Monsieur Legros - ou si je peux me permettre, Saype,

C'est un grand plaisir de me joindre à vous aujourd'hui pour l'inauguration de cette fantastique œuvre d'art. Je remercie sincèrement Saype et le gouvernement de la Confédération suisse pour ce cadeau unique.

"World in Progress II" is perfectly suited to our time and place. First, it is, in all senses, a big picture. Both its execution and its subject are monumental and ambitious. We have to take several steps back, just to view it in its entirety. Then we understand that it shows two children, designing their ideal world together.

Our mission at the United Nations also extends far beyond what we see around us. Most of it lies out of view. Our work is multilateral, and multigenerational. And each of us plays an essential part in creating the whole.

Second, "World in Progress II" is ephemeral and biodegradable. In just a few weeks, it will disappear without a trace. In this age of consumer waste, it should make us think about what we are leaving to future generations.

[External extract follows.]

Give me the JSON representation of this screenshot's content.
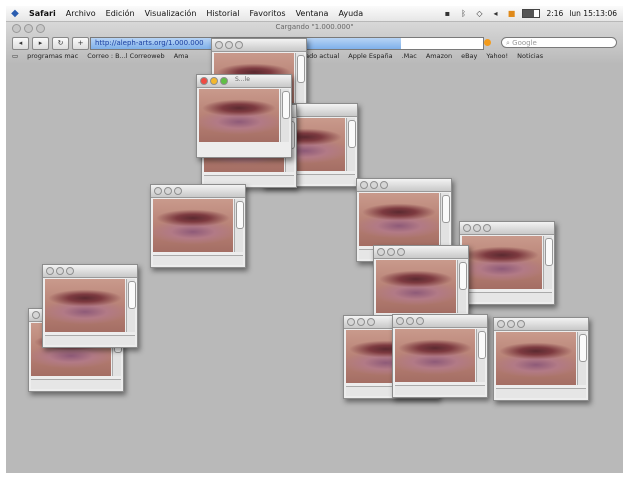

We are all temporary guests on our planet. But many of our activities are causing permanent damage. Saype's work makes a virtue of impermanence. Its value lies in the impression it creates in our imaginations, and the memories it leaves behind. The children depicted in "World in Progress II" are designing our shared future. This year's General Debate will take up this theme, focusing on the world we are building together. My recent report on Our Common Agenda recommends new ways for today's decision-makers to better serve both young people, and future generations.

I hope leaders will take inspiration from Saype's art to consider how we can look beyond our immediate surroundings, while respecting nature and our planet. Children and young people are showing the way. We must listen to them and be guided by their priorities.

I thank Saype and the Government of the Swiss Confederation once again, for inviting us to step back and think, rather than acting in short‑term self‑interest. And I hope our memories of this artwork will inform our efforts long after "World in Progress II" has faded from view.